Comment by Rip Snorter - September 28, 2006, 8:55 am
I'd opine that the Declaration was a good choice to make your point. It hasn't had 200 years of lawyers nibbling away at it, hasn't had any power mongers, war mongers, religious fanatics, money mongers motivated to rot it away at the core, as they've done with the Constitution.

As Todd's pointed out, the poor old Constitution was designed to be changed with changing times. There's a formal process for doing it, as he also pointed out.

What he neglected to mention is that a series of US presidents have chosen to ignore the document, do what they wished without going through the process of amendment, a series of Supreme Courts have chosen to ignore the words and wish anything into it that suits them, until the US Constitution has no meaning.

The Constitution is full of prohibitions, specific and clear. Some of what Todd listed as 'not explicitly allowed' by the Constitution is probably indirectly forbidden, one way or the other. But half of the rhetoric being spouted by the demigogues and much of what this president has done and will do while in office is explicitly forbidden by the Constitution.

Much of it wouldn't even have been dared by a president 30, 40 years ago. The US Congress still existed then, and less than half the population didn't want a king to worship. Many worshipped the US Constitution, always have, nobody wanted a damned king, though they'd begun to have them.

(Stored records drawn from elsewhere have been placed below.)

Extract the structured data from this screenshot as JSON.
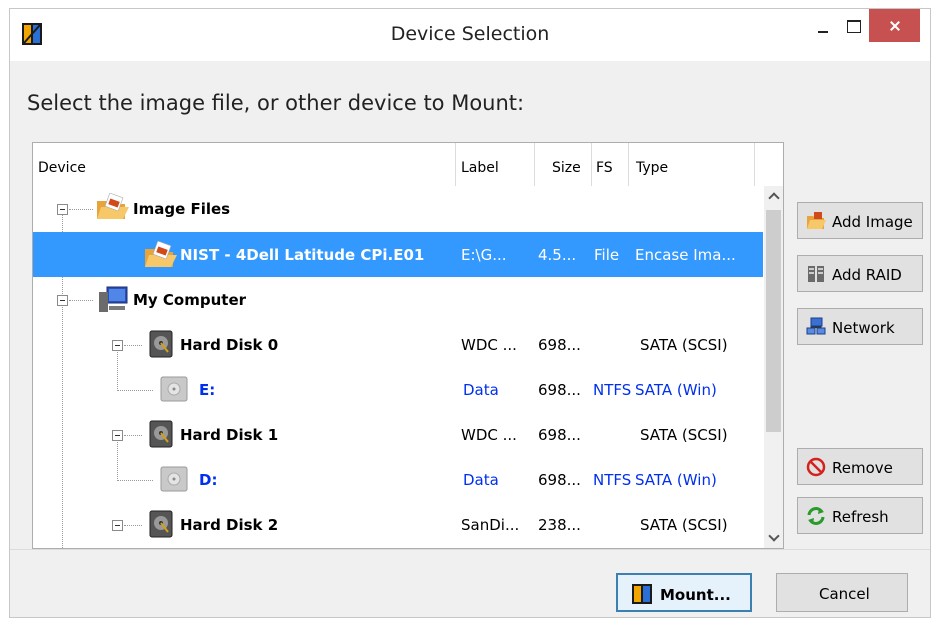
{
  "window": {
    "title": "Device Selection",
    "prompt": "Select the image file, or other device to Mount:"
  },
  "device_list": {
    "columns": [
      "Device",
      "Label",
      "Size",
      "FS",
      "Type"
    ],
    "rows": [
      {
        "name": "Image Files",
        "label": "",
        "size": "",
        "fs": "",
        "type": "",
        "icon": "folder-icon"
      },
      {
        "name": "NIST - 4Dell Latitude CPi.E01",
        "label": "E:\\G...",
        "size": "4.5...",
        "fs": "File",
        "type": "Encase Ima...",
        "icon": "folder-icon",
        "selected": true
      },
      {
        "name": "My Computer",
        "label": "",
        "size": "",
        "fs": "",
        "type": "",
        "icon": "computer-icon"
      },
      {
        "name": "Hard Disk 0",
        "label": "WDC ...",
        "size": "698...",
        "fs": "",
        "type": "SATA (SCSI)",
        "icon": "disk-icon"
      },
      {
        "name": "E:",
        "label": "Data",
        "size": "698...",
        "fs": "NTFS",
        "type": "SATA (Win)",
        "icon": "volume-icon"
      },
      {
        "name": "Hard Disk 1",
        "label": "WDC ...",
        "size": "698...",
        "fs": "",
        "type": "SATA (SCSI)",
        "icon": "disk-icon"
      },
      {
        "name": "D:",
        "label": "Data",
        "size": "698...",
        "fs": "NTFS",
        "type": "SATA (Win)",
        "icon": "volume-icon"
      },
      {
        "name": "Hard Disk 2",
        "label": "SanDi...",
        "size": "238...",
        "fs": "",
        "type": "SATA (SCSI)",
        "icon": "disk-icon"
      }
    ]
  },
  "side_buttons": {
    "add_image": "Add Image",
    "add_raid": "Add RAID",
    "network": "Network",
    "remove": "Remove",
    "refresh": "Refresh"
  },
  "footer": {
    "mount": "Mount...",
    "cancel": "Cancel"
  },
  "colors": {
    "selection": "#3399ff",
    "close_button": "#c75050",
    "volume_text": "#0030ee"
  }
}
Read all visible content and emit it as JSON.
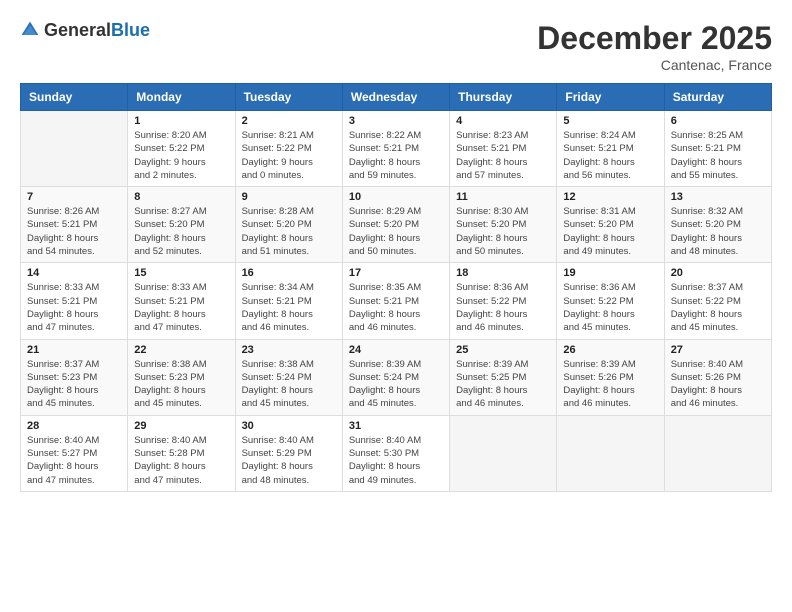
{
  "header": {
    "logo_general": "General",
    "logo_blue": "Blue",
    "title": "December 2025",
    "location": "Cantenac, France"
  },
  "calendar": {
    "days_of_week": [
      "Sunday",
      "Monday",
      "Tuesday",
      "Wednesday",
      "Thursday",
      "Friday",
      "Saturday"
    ],
    "weeks": [
      [
        {
          "day": "",
          "content": ""
        },
        {
          "day": "1",
          "content": "Sunrise: 8:20 AM\nSunset: 5:22 PM\nDaylight: 9 hours\nand 2 minutes."
        },
        {
          "day": "2",
          "content": "Sunrise: 8:21 AM\nSunset: 5:22 PM\nDaylight: 9 hours\nand 0 minutes."
        },
        {
          "day": "3",
          "content": "Sunrise: 8:22 AM\nSunset: 5:21 PM\nDaylight: 8 hours\nand 59 minutes."
        },
        {
          "day": "4",
          "content": "Sunrise: 8:23 AM\nSunset: 5:21 PM\nDaylight: 8 hours\nand 57 minutes."
        },
        {
          "day": "5",
          "content": "Sunrise: 8:24 AM\nSunset: 5:21 PM\nDaylight: 8 hours\nand 56 minutes."
        },
        {
          "day": "6",
          "content": "Sunrise: 8:25 AM\nSunset: 5:21 PM\nDaylight: 8 hours\nand 55 minutes."
        }
      ],
      [
        {
          "day": "7",
          "content": "Sunrise: 8:26 AM\nSunset: 5:21 PM\nDaylight: 8 hours\nand 54 minutes."
        },
        {
          "day": "8",
          "content": "Sunrise: 8:27 AM\nSunset: 5:20 PM\nDaylight: 8 hours\nand 52 minutes."
        },
        {
          "day": "9",
          "content": "Sunrise: 8:28 AM\nSunset: 5:20 PM\nDaylight: 8 hours\nand 51 minutes."
        },
        {
          "day": "10",
          "content": "Sunrise: 8:29 AM\nSunset: 5:20 PM\nDaylight: 8 hours\nand 50 minutes."
        },
        {
          "day": "11",
          "content": "Sunrise: 8:30 AM\nSunset: 5:20 PM\nDaylight: 8 hours\nand 50 minutes."
        },
        {
          "day": "12",
          "content": "Sunrise: 8:31 AM\nSunset: 5:20 PM\nDaylight: 8 hours\nand 49 minutes."
        },
        {
          "day": "13",
          "content": "Sunrise: 8:32 AM\nSunset: 5:20 PM\nDaylight: 8 hours\nand 48 minutes."
        }
      ],
      [
        {
          "day": "14",
          "content": "Sunrise: 8:33 AM\nSunset: 5:21 PM\nDaylight: 8 hours\nand 47 minutes."
        },
        {
          "day": "15",
          "content": "Sunrise: 8:33 AM\nSunset: 5:21 PM\nDaylight: 8 hours\nand 47 minutes."
        },
        {
          "day": "16",
          "content": "Sunrise: 8:34 AM\nSunset: 5:21 PM\nDaylight: 8 hours\nand 46 minutes."
        },
        {
          "day": "17",
          "content": "Sunrise: 8:35 AM\nSunset: 5:21 PM\nDaylight: 8 hours\nand 46 minutes."
        },
        {
          "day": "18",
          "content": "Sunrise: 8:36 AM\nSunset: 5:22 PM\nDaylight: 8 hours\nand 46 minutes."
        },
        {
          "day": "19",
          "content": "Sunrise: 8:36 AM\nSunset: 5:22 PM\nDaylight: 8 hours\nand 45 minutes."
        },
        {
          "day": "20",
          "content": "Sunrise: 8:37 AM\nSunset: 5:22 PM\nDaylight: 8 hours\nand 45 minutes."
        }
      ],
      [
        {
          "day": "21",
          "content": "Sunrise: 8:37 AM\nSunset: 5:23 PM\nDaylight: 8 hours\nand 45 minutes."
        },
        {
          "day": "22",
          "content": "Sunrise: 8:38 AM\nSunset: 5:23 PM\nDaylight: 8 hours\nand 45 minutes."
        },
        {
          "day": "23",
          "content": "Sunrise: 8:38 AM\nSunset: 5:24 PM\nDaylight: 8 hours\nand 45 minutes."
        },
        {
          "day": "24",
          "content": "Sunrise: 8:39 AM\nSunset: 5:24 PM\nDaylight: 8 hours\nand 45 minutes."
        },
        {
          "day": "25",
          "content": "Sunrise: 8:39 AM\nSunset: 5:25 PM\nDaylight: 8 hours\nand 46 minutes."
        },
        {
          "day": "26",
          "content": "Sunrise: 8:39 AM\nSunset: 5:26 PM\nDaylight: 8 hours\nand 46 minutes."
        },
        {
          "day": "27",
          "content": "Sunrise: 8:40 AM\nSunset: 5:26 PM\nDaylight: 8 hours\nand 46 minutes."
        }
      ],
      [
        {
          "day": "28",
          "content": "Sunrise: 8:40 AM\nSunset: 5:27 PM\nDaylight: 8 hours\nand 47 minutes."
        },
        {
          "day": "29",
          "content": "Sunrise: 8:40 AM\nSunset: 5:28 PM\nDaylight: 8 hours\nand 47 minutes."
        },
        {
          "day": "30",
          "content": "Sunrise: 8:40 AM\nSunset: 5:29 PM\nDaylight: 8 hours\nand 48 minutes."
        },
        {
          "day": "31",
          "content": "Sunrise: 8:40 AM\nSunset: 5:30 PM\nDaylight: 8 hours\nand 49 minutes."
        },
        {
          "day": "",
          "content": ""
        },
        {
          "day": "",
          "content": ""
        },
        {
          "day": "",
          "content": ""
        }
      ]
    ]
  }
}
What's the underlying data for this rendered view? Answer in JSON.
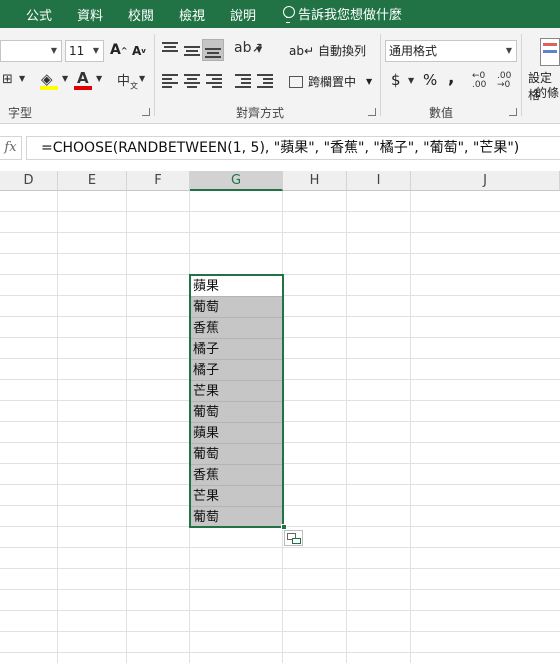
{
  "menu": {
    "items": [
      {
        "label": "公式"
      },
      {
        "label": "資料"
      },
      {
        "label": "校閱"
      },
      {
        "label": "檢視"
      },
      {
        "label": "說明"
      }
    ],
    "tell_me": "告訴我您想做什麼"
  },
  "ribbon": {
    "font": {
      "size": "11",
      "group_label": "字型"
    },
    "alignment": {
      "wrap_text": "自動換列",
      "merge_center": "跨欄置中",
      "group_label": "對齊方式"
    },
    "number": {
      "format": "通用格式",
      "currency": "$",
      "percent": "%",
      "comma": ",",
      "group_label": "數值"
    },
    "styles": {
      "conditional_line1": "設定格",
      "conditional_line2": "的條"
    }
  },
  "formula_bar": {
    "fx": "fx",
    "formula": "=CHOOSE(RANDBETWEEN(1, 5), \"蘋果\", \"香蕉\", \"橘子\", \"葡萄\", \"芒果\")"
  },
  "columns": [
    "D",
    "E",
    "F",
    "G",
    "H",
    "I",
    "J"
  ],
  "active_column": "G",
  "cells": [
    "蘋果",
    "葡萄",
    "香蕉",
    "橘子",
    "橘子",
    "芒果",
    "葡萄",
    "蘋果",
    "葡萄",
    "香蕉",
    "芒果",
    "葡萄"
  ],
  "colors": {
    "accent": "#217346",
    "selection_fill": "#c6c6c6"
  }
}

The Declaration of Independence is one of the documents the political and religious fanatics still call their own because it doesn't bind them to anything. They know they've lost any kinship to the US Constitution because the only time they mention it involves what the opposition's doing to bust it.

Just lip service to it, the king and his court of jesters.


TheGameGrlComment by TheGameGrl - September 28, 2006, 7:17 pm
Rick G--- I commend your commentary and think it was written with knowledge and forethought.
Most may have an opinion yet you wrote in a way that gives the average reader time to re-access our current government from a military stance. My father who rarely spoke against this nation and fought
overseas once said, "I have compassion for any person who doesnt allow a stranger into his house and tell him how to cook his meals and feed his family" Yet we as americans seem to think we must enforce our ways. Our way isnt the only way nor is it the right way, it simply is what works for our economy and for our legislative,/judicial body. Thank you for reminding folks that we still have some growing up to do as a nation.
Rick GComment by Rick G - September 28, 2006, 7:30 pm
Thanks to everyone for the comments.

I especially liked justxploring's Thomas Jefferson quote and TheGameGirl's quote from her Dad. It took me paragraphs to say what each of you did in one sentence.